Term limits, said Sharon Stauffer of Williamsburg, would “keep the elected official grounded to accomplish an agenda.” In addition to the limits, she also suggested changes in the terms: House members would receive an additional year, and be confined to two three-year terms. Senators would lose a year from the current six-year term and would be allowed to stay for two terms or 10 years.
“This would keep money raised and spent to run for office to a minimum, so the elected official can concentrate on government business and it would then allow for new qualified citizens to enter the political arena,” Stauffer wrote.
The Henaseys of Swiftwater, Pennsylvania, think U.S. Supreme Court justices should be elected for one 10-year term.
And in addition to term limits, maybe there should be an age limit, too, said Anne Montgomery. “My preference would be that no one should run for office after age 65, though there could be different limits for different offices.”
Amending the Constitution is a slow, arduous process — and rightly so in most cases, though of course there are tragic exceptions. It took 246 years of unconscionable suffering, protest and finally, a civil war to abolish slavery through ratification of the 13th Amendment. The Fifth Amendment, barring deprivation “of life, liberty, or property, without due process of law,” had done nothing to protect a group of people the Nation defined legally as chattel.
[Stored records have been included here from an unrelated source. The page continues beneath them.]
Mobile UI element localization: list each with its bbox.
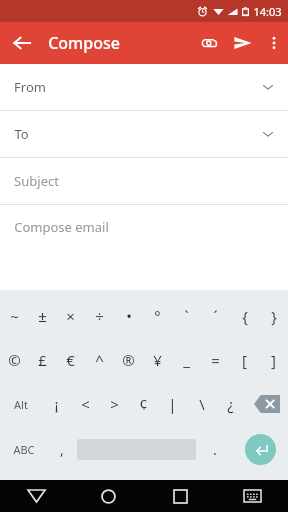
button[interactable]: .	[196, 426, 233, 472]
button[interactable]: Enter	[245, 434, 276, 465]
staticText: |	[168, 394, 177, 414]
button[interactable]: ,	[47, 426, 77, 472]
staticText: From	[14, 78, 46, 96]
staticText: ¢	[139, 394, 148, 414]
button[interactable]: `	[172, 294, 201, 338]
staticText: \	[199, 394, 205, 414]
staticText: ¿	[227, 394, 234, 414]
staticText: ´	[213, 306, 218, 326]
button[interactable]: More options	[260, 29, 288, 57]
button[interactable]: ¡	[42, 382, 71, 426]
button[interactable]: <	[71, 382, 100, 426]
button[interactable]: °	[143, 294, 172, 338]
button[interactable]: ©	[0, 338, 28, 382]
staticText: <	[81, 394, 90, 414]
staticText: >	[110, 394, 119, 414]
staticText: Compose	[48, 32, 120, 54]
staticText: ~	[10, 306, 19, 326]
button[interactable]: ¢	[129, 382, 158, 426]
staticText: Subject	[14, 172, 59, 190]
staticText: ×	[66, 306, 75, 326]
staticText: Alt	[14, 397, 28, 412]
staticText: •	[126, 306, 132, 326]
button[interactable]: •	[114, 294, 143, 338]
button[interactable]: \	[187, 382, 216, 426]
button[interactable]: From	[0, 64, 288, 110]
button[interactable]: Send	[226, 26, 260, 60]
button[interactable]: ]	[259, 338, 288, 382]
staticText: `	[184, 306, 189, 326]
staticText: £	[38, 350, 47, 370]
button[interactable]: ÷	[85, 294, 114, 338]
button[interactable]: ´	[201, 294, 230, 338]
staticText: €	[66, 350, 75, 370]
button[interactable]: ±	[28, 294, 56, 338]
staticText: ]	[271, 350, 276, 370]
staticText: 14:03	[253, 4, 282, 19]
button[interactable]: ×	[56, 294, 85, 338]
button[interactable]: Attach file	[192, 26, 226, 60]
staticText: To	[14, 125, 29, 143]
staticText: ±	[38, 306, 47, 326]
staticText: {	[242, 306, 248, 326]
staticText: °	[154, 306, 161, 326]
button[interactable]: Compose email	[0, 205, 288, 249]
button[interactable]: ^	[85, 338, 114, 382]
staticText: ^	[95, 350, 104, 370]
button[interactable]: [	[230, 338, 259, 382]
button[interactable]: }	[259, 294, 288, 338]
staticText: [	[242, 350, 247, 370]
button[interactable]: >	[100, 382, 129, 426]
button[interactable]: £	[28, 338, 56, 382]
button[interactable]: Change keyboard	[216, 480, 288, 512]
button[interactable]: Home	[72, 480, 144, 512]
button[interactable]: Recents	[144, 480, 216, 512]
button[interactable]: Backspace	[245, 382, 288, 426]
button[interactable]: ¥	[143, 338, 172, 382]
staticText: ¥	[153, 350, 162, 370]
button[interactable]: Back	[6, 27, 38, 59]
staticText: }	[271, 306, 277, 326]
button[interactable]: Close keyboard	[0, 480, 72, 512]
button[interactable]: To	[0, 111, 288, 157]
staticText: ÷	[95, 306, 104, 326]
staticText: ,	[60, 440, 64, 459]
button[interactable]: ¿	[216, 382, 245, 426]
button[interactable]: ®	[114, 338, 143, 382]
button[interactable]: Subject	[0, 158, 288, 204]
staticText: ®	[122, 350, 135, 370]
staticText: ABC	[13, 442, 35, 457]
staticText: =	[211, 350, 220, 370]
button[interactable]: ~	[0, 294, 28, 338]
button[interactable]: €	[56, 338, 85, 382]
button[interactable]: |	[158, 382, 187, 426]
staticText: .	[213, 440, 217, 459]
button[interactable]: ABC	[0, 426, 47, 472]
button[interactable]: _	[172, 338, 201, 382]
button[interactable]: =	[201, 338, 230, 382]
staticText: Compose email	[14, 218, 109, 236]
button[interactable]: {	[230, 294, 259, 338]
staticText: _	[183, 350, 190, 370]
button[interactable]: Alt	[0, 382, 42, 426]
staticText: ©	[8, 350, 21, 370]
staticText: ¡	[54, 394, 59, 414]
In reality, the vast majority of efforts at revising the Constitution fail — electing the president by lottery didn’t make it, for instance, nor did banning anyone who fought in a duel from holding federal office. But never underestimate the determination of Americans to go the distance when they really set their minds to something. It took nearly a century of pressure and courageous protest by women’s suffrage organizations and activists to win voting rights for women — but win they finally did, in 1920.
“Where does that leave the concerned citizen?” Bruce P. Schoch wrote.
“Reflect, read, research, and write — your state legislators, your federal legislators, your neighbors and interest groups,” he reminds us. “Nothing becomes ‘fixed’ until citizens become involved.”